Model works correctly on data sent from host but not on camera data

JariullahSafi

I am trying to integrate a custom neural net (an FCN build atop mobilenet 2). I've converted it using blobconverter and set FP16, mean of 0, and scale of 255. The following code works correctly and produces the expected mask output (despite the fact that I am not doing any pre-processing of the input which is just meant to be a division by 255, is that happening automatically?).

pipeline = depthai.Pipeline()
neural_network = pipeline.create(depthai.node.NeuralNetwork)
neural_network.setBlobPath("theneuralnet.blob")

xin_nn = pipeline.create(depthai.node.XLinkIn)
xin_nn.out.link(neural_network.input)
xin_nn.setStreamName("nn_in")

xout_nn = pipeline.create(depthai.node.XLinkOut)
xout_nn.setStreamName("nn_out")
neural_network.out.link(xout_nn.input)

im = cv2.resize(cv2.imread("/tmp/tags_image.jpg"), (640, 480)).astype("float16")
im = im.transpose((2, 0, 1)) # the model expects CHW
with depthai.Device(pipeline) as device:
    q_nn = device.getOutputQueue("nn_out")
    q_nn_in = device.getInputQueue("nn_in")

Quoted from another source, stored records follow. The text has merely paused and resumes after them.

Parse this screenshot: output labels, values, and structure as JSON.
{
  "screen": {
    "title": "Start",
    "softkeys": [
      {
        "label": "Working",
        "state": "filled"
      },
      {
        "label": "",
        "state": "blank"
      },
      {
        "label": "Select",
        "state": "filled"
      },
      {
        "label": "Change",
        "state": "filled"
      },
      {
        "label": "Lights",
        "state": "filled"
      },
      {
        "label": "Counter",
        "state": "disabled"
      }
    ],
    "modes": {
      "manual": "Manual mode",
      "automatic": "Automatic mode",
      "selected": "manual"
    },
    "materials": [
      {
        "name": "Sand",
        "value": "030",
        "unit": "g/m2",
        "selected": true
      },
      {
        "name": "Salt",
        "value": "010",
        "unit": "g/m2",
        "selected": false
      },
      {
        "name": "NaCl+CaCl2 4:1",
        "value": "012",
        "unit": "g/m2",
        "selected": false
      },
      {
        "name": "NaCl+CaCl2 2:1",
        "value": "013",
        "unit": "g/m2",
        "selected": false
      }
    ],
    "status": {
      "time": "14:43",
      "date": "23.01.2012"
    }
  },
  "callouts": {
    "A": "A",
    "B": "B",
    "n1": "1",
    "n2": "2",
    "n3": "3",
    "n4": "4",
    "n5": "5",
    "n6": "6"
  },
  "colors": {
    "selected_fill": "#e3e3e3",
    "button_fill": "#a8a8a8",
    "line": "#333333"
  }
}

    nn_data = dai.NNData()
    nn_data.setLayer("input_layer_name", im)
    q_nn_in.send(nn_data)
    oot = q_nn.get()

    out1 = (np.array(oot.getLayerFp16("output_name1")).reshape((480, 640, 1))[:, :, 0]*255).astype("uint8")
    out2 = (np.array(oot.getLayerFp16("output_name2")).reshape((480, 640, 4))[:, :, 0]*255).astype("uint8")

I'm trying to get this model to run on the color camera of the OakD Pro POE but the output looks incorrect. Here's the code for that part.

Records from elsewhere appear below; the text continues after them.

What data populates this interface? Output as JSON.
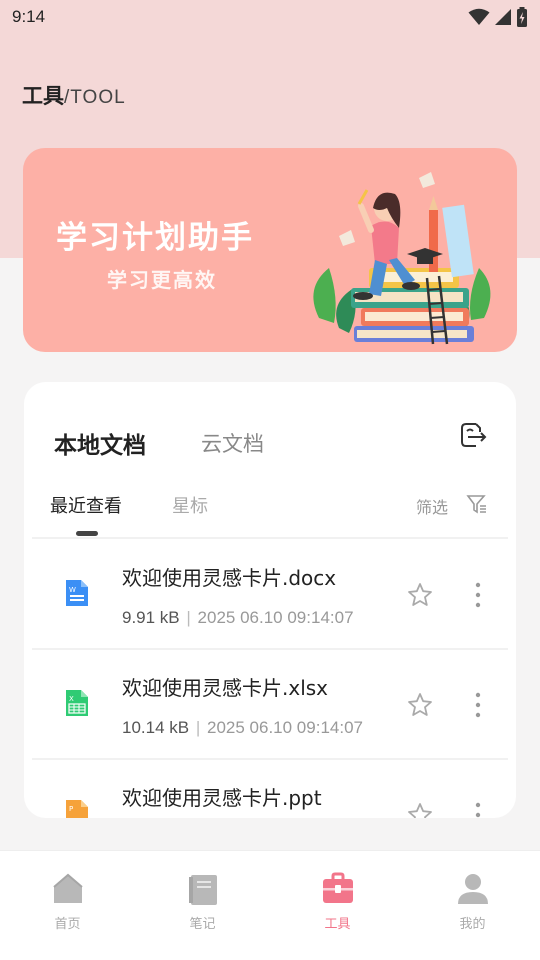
{
  "status_bar": {
    "time": "9:14",
    "icons": [
      "wifi-icon",
      "signal-icon",
      "battery-icon"
    ]
  },
  "header": {
    "title": "工具",
    "subtitle": "/TOOL"
  },
  "banner": {
    "title": "学习计划助手",
    "subtitle": "学习更高效",
    "background_color": "#fdb0a6"
  },
  "doc_tabs": [
    {
      "label": "本地文档",
      "active": true
    },
    {
      "label": "云文档",
      "active": false
    }
  ],
  "sub_tabs": [
    {
      "label": "最近查看",
      "active": true
    },
    {
      "label": "星标",
      "active": false
    }
  ],
  "filter": {
    "label": "筛选"
  },
  "files": [
    {
      "name": "欢迎使用灵感卡片.docx",
      "size": "9.91 kB",
      "date": "2025 06.10 09:14:07",
      "icon": "word-file-icon",
      "color": "#3b8ff5"
    },
    {
      "name": "欢迎使用灵感卡片.xlsx",
      "size": "10.14 kB",
      "date": "2025 06.10 09:14:07",
      "icon": "excel-file-icon",
      "color": "#2fcb74"
    },
    {
      "name": "欢迎使用灵感卡片.ppt",
      "size": "",
      "date": "",
      "icon": "ppt-file-icon",
      "color": "#f6a23a"
    }
  ],
  "meta_separator": "|",
  "bottom_nav": [
    {
      "label": "首页",
      "icon": "home-icon",
      "active": false
    },
    {
      "label": "笔记",
      "icon": "notebook-icon",
      "active": false
    },
    {
      "label": "工具",
      "icon": "toolbox-icon",
      "active": true
    },
    {
      "label": "我的",
      "icon": "user-icon",
      "active": false
    }
  ],
  "colors": {
    "accent": "#f2758a",
    "header_bg": "#f4d8d7"
  }
}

pipeline = depthai.Pipeline()

cam_rgb = pipeline.create(depthai.node.ColorCamera)
cam_rgb.setFp16(True)
cam_rgb.setPreviewSize(640, 480)
cam_rgb.setInterleaved(False)
cam_rgb.setResolution(depthai.ColorCameraProperties.SensorResolution.THE_1080_P)

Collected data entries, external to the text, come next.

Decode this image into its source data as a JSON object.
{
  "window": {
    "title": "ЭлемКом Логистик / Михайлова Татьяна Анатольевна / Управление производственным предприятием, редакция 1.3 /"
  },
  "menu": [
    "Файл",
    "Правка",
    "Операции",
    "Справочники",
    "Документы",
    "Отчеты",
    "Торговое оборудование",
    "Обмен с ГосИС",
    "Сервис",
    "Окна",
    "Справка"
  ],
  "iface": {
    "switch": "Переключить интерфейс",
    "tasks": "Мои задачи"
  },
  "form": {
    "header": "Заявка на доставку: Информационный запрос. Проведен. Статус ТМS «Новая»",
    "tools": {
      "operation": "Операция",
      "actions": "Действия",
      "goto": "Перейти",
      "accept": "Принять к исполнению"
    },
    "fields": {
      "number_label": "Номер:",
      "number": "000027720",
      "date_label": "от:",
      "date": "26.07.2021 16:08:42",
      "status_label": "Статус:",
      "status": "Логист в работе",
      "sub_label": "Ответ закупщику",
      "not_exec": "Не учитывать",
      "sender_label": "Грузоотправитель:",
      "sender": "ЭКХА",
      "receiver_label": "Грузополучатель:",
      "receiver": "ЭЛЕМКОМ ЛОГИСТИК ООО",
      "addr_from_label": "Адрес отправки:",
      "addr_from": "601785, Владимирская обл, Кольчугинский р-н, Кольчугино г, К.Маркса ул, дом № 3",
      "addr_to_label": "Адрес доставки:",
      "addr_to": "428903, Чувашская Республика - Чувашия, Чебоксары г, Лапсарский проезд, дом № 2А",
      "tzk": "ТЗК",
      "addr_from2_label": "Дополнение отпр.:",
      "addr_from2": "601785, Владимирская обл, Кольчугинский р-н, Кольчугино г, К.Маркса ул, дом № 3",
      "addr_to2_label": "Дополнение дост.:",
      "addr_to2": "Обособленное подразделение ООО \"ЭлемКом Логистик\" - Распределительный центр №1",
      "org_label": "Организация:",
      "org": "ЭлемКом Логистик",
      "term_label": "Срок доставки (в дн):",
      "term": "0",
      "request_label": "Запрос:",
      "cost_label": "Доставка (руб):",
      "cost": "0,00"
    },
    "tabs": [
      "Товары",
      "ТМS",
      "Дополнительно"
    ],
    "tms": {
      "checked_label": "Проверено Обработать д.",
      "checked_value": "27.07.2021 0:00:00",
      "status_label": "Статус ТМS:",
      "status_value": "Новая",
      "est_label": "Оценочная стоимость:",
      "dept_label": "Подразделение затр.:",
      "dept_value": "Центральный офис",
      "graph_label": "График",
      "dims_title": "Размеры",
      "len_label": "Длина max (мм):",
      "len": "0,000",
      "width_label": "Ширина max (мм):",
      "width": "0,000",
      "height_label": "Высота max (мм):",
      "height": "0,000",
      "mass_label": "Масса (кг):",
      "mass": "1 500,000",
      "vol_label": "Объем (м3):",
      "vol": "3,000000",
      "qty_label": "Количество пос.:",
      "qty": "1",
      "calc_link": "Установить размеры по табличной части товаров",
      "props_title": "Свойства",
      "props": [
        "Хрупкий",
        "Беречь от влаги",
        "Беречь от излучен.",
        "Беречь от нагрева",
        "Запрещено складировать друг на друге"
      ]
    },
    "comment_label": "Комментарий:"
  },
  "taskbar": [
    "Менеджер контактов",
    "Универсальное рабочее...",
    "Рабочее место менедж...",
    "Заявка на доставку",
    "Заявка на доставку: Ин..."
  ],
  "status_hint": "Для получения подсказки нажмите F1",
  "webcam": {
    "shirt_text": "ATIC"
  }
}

neural_network = pipeline.create(depthai.node.NeuralNetwork)
neural_network.setBlobPath("theneuralnet.blob")
cam_rgb.preview.link(neural_network.input)

xout_nn = pipeline.create(depthai.node.XLinkOut)
xout_nn.setStreamName("nn_out")
neural_network.out.link(xout_nn.input)
neural_network.passthrough.link(xout_rgb.input)

with depthai.Device(pipeline) as device:
    q_rgb = device.getOutputQueue("rgb")
    q_nn = device.getOutputQueue("nn_out")

    while True:
        oot = q_nn.tryGet()
        if oot:
            out1 = (np.array(oot.getLayerFp16("output_name1")).reshape((1, 480, 640, 1))[0, :, :, 0]*255).astype("uint8")
            out2 = (np.array(oot.getLayerFp16("output_name2")).reshape((1, 480, 640, 4))[0, :, :, 0]*255).astype("uint8")
            
            cv2.imshow("f1", np.vstack((out1, out2)))
            cv2.waitKey(1)

I suspect the images are not making it into the neural net correctly. Maybe it's a discrepancy between image and model input order? How can I go about investigating this more?

jakaskerl

JariullahSafi I suspect the images are not making it into the neural net correctly. Maybe it's a discrepancy between image and model input order?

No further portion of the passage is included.